Date of Award

Spring 2007

Project Type


Program or Major


Degree Name

Doctor of Philosophy

First Advisor

Jeb Byers: Michael Lesser


Littorina littorea (common periwinkle snail) is highly abundant in both Europe and North America. A known native of Europe, its presence in North America has been the subject of a one-hundred year debate. Prior published work attempting to resolve its cryptogenic (=uncertain origin) status with historical, archaeological, ecological and/or genetic data were not successful. I therefore included novel parasite and molecular evidence to definitively resolve L. littorea's North American cryptogenic status.

First, I explored trematode species richness patterns in European versus North American L. littorea and two co-occurring native congeners, L. saxatilis and L. obtusata. Through extensive field and literature surveys, I found only L. littorea to possess significantly fewer trematode species in North America, while all Littorina sp. North American trematodes were a nested subset of Europe. Overall, these results suggest a recent invasion to North America for L. littorea and an older, natural expansion to North America for L. saxatilis and L. obtusata..
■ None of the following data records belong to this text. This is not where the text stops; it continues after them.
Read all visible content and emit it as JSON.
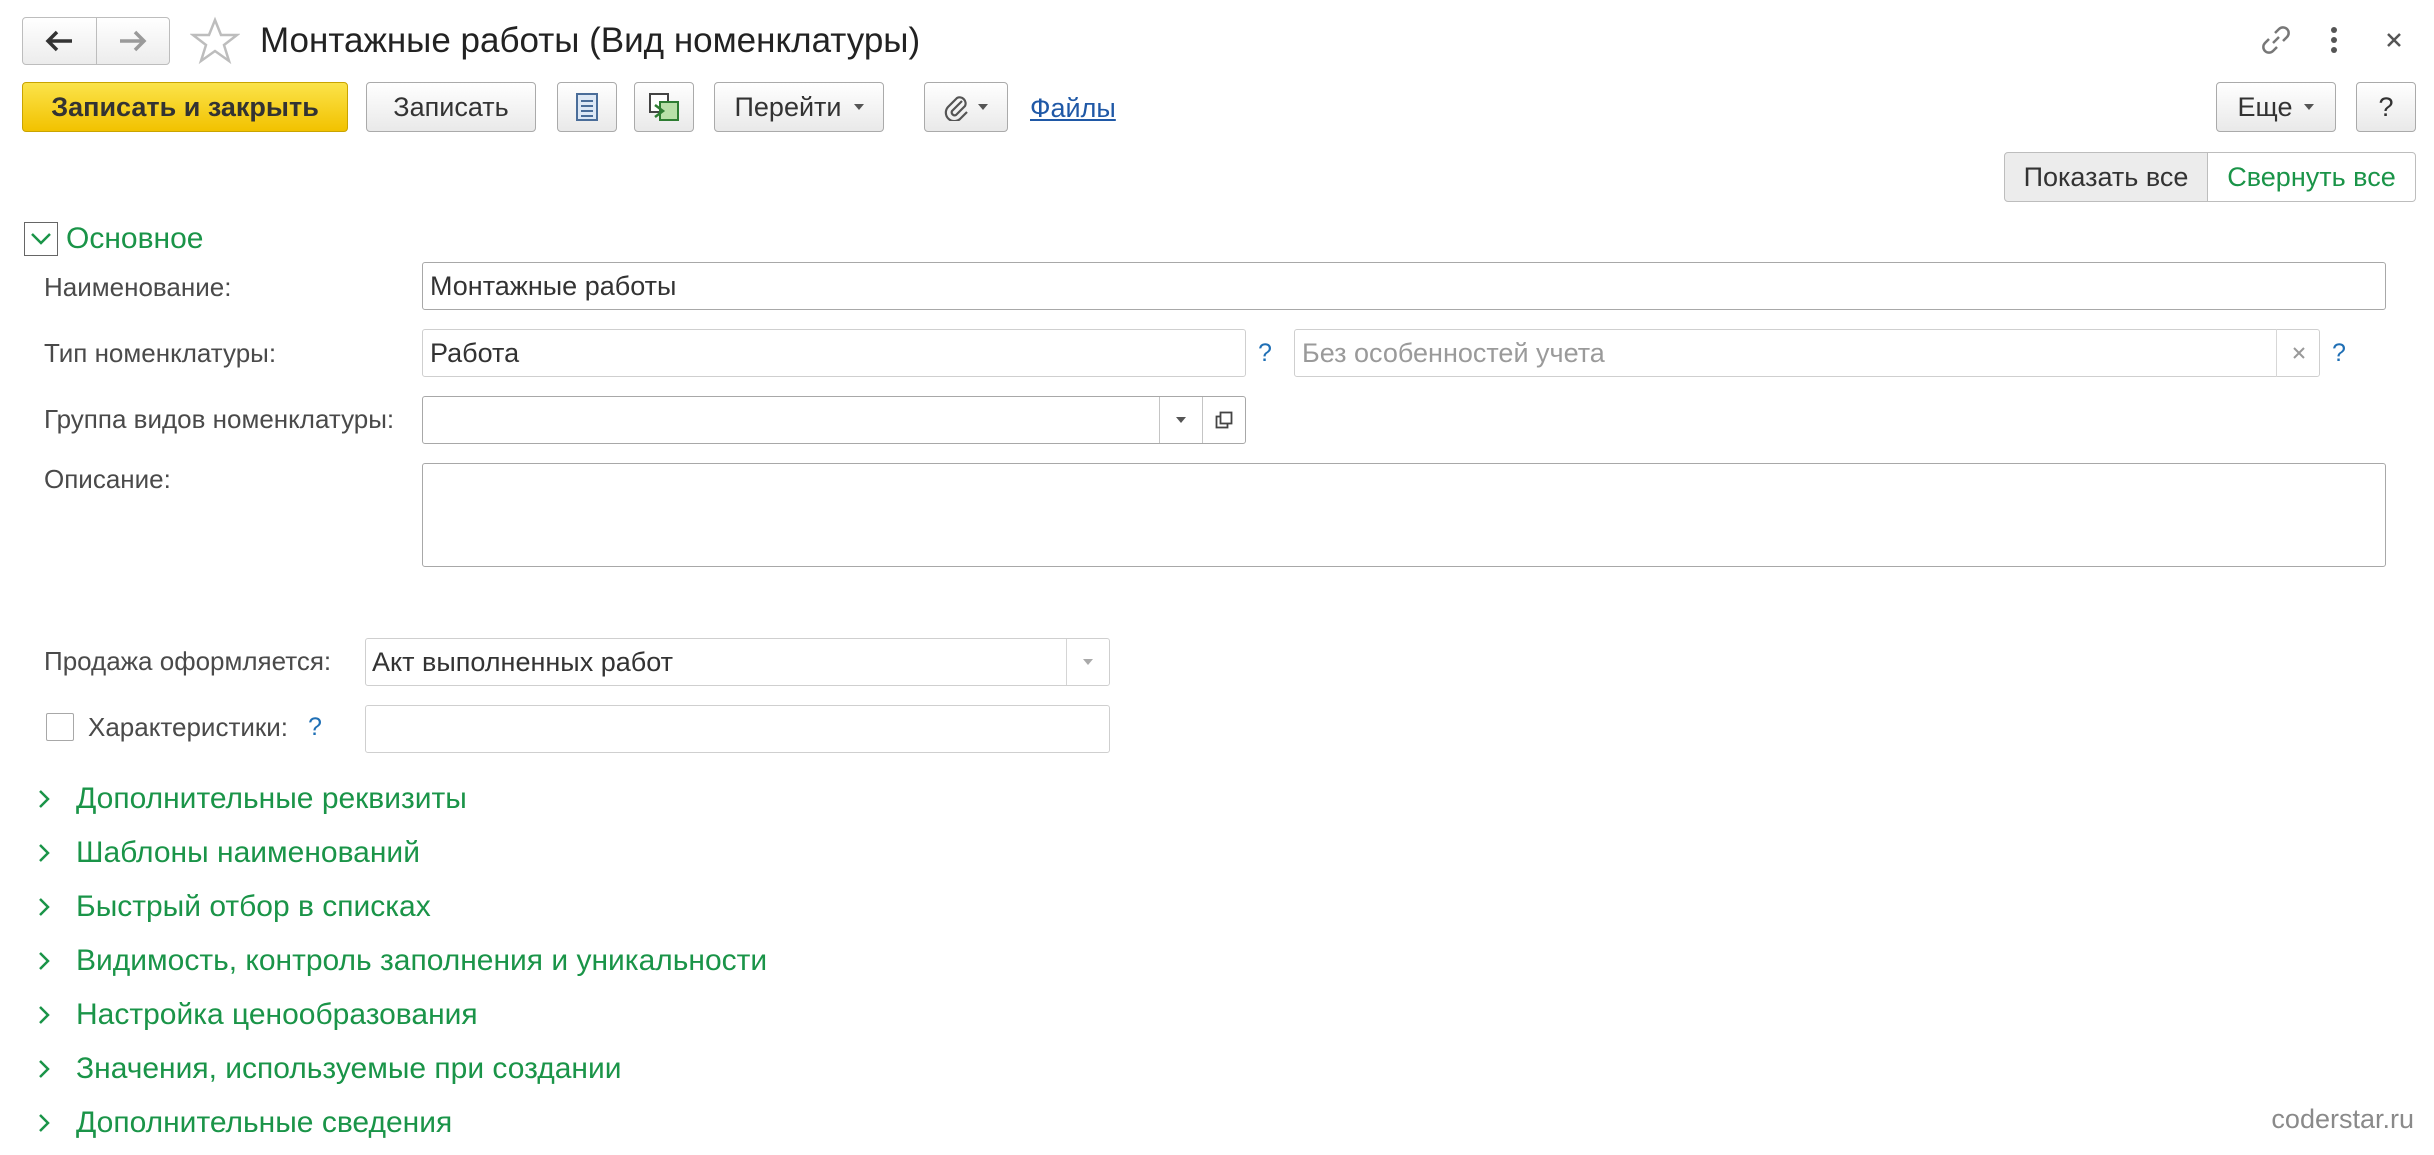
{
  "window": {
    "title": "Монтажные работы (Вид номенклатуры)",
    "icons": [
      "back-arrow-icon",
      "forward-arrow-icon",
      "star-icon",
      "link-icon",
      "more-vertical-icon",
      "close-icon"
    ]
  },
  "toolbar": {
    "save_close_label": "Записать и закрыть",
    "save_label": "Записать",
    "goto_label": "Перейти",
    "files_link": "Файлы",
    "more_label": "Еще",
    "help_label": "?"
  },
  "view_toggle": {
    "show_all": "Показать все",
    "collapse_all": "Свернуть все"
  },
  "main_section": {
    "title": "Основное",
    "name_label": "Наименование:",
    "name_value": "Монтажные работы",
    "type_label": "Тип номенклатуры:",
    "type_value": "Работа",
    "type_help": "?",
    "accounting_placeholder": "Без особенностей учета",
    "accounting_help": "?",
    "group_label": "Группа видов номенклатуры:",
    "group_value": "",
    "description_label": "Описание:",
    "description_value": "",
    "sale_label": "Продажа оформляется:",
    "sale_value": "Акт выполненных работ",
    "characteristics_label": "Характеристики:",
    "characteristics_help": "?",
    "characteristics_checked": false,
    "characteristics_value": ""
  },
  "collapsed_sections": [
    "Дополнительные реквизиты",
    "Шаблоны наименований",
    "Быстрый отбор в списках",
    "Видимость, контроль заполнения и уникальности",
    "Настройка ценообразования",
    "Значения, используемые при создании",
    "Дополнительные сведения"
  ],
  "watermark": "coderstar.ru",
  "colors": {
    "primary_button": "#f5cc14",
    "section_green": "#1a9448",
    "link_blue": "#1f58a6"
  }
}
Second, I explored genetic founder effect signatures in North American L. littorea. I sequenced a ∼1200 base-pair region of mitochondrial DNA in nearly 400 Europe and North American snails. My results demonstrate a significant reduction in overall genetic diversity in North America versus Europe, nested and common haplotype frequencies in North America, and a divergence estimate of no greater than 450 years ago.

Third, I explored genetic founder effect signatures in L. littorea's most common trematode parasite, Cryptocotyle lingua. I sequenced a 1043 base-pair region of mitochondrial DNA and found Cr. lingua to show several signatures of a recent introduction to North America, including a significant reduction in haplotype diversity in North America, nested and common haplotype frequencies in North America, and a range of divergence estimates between 240-480 years ago.

Altogether, these three corroborative pieces of evidence suggest a recent, likely human-mediated introduction of North American L. littorea from Europe. This work represents the first time ecological studies of parasites and genetics have been used in concert to resolve the cryptogenic status of an important marine species. The successful application of these techniques can therefore be useful in cryptogenic investigations worldwide.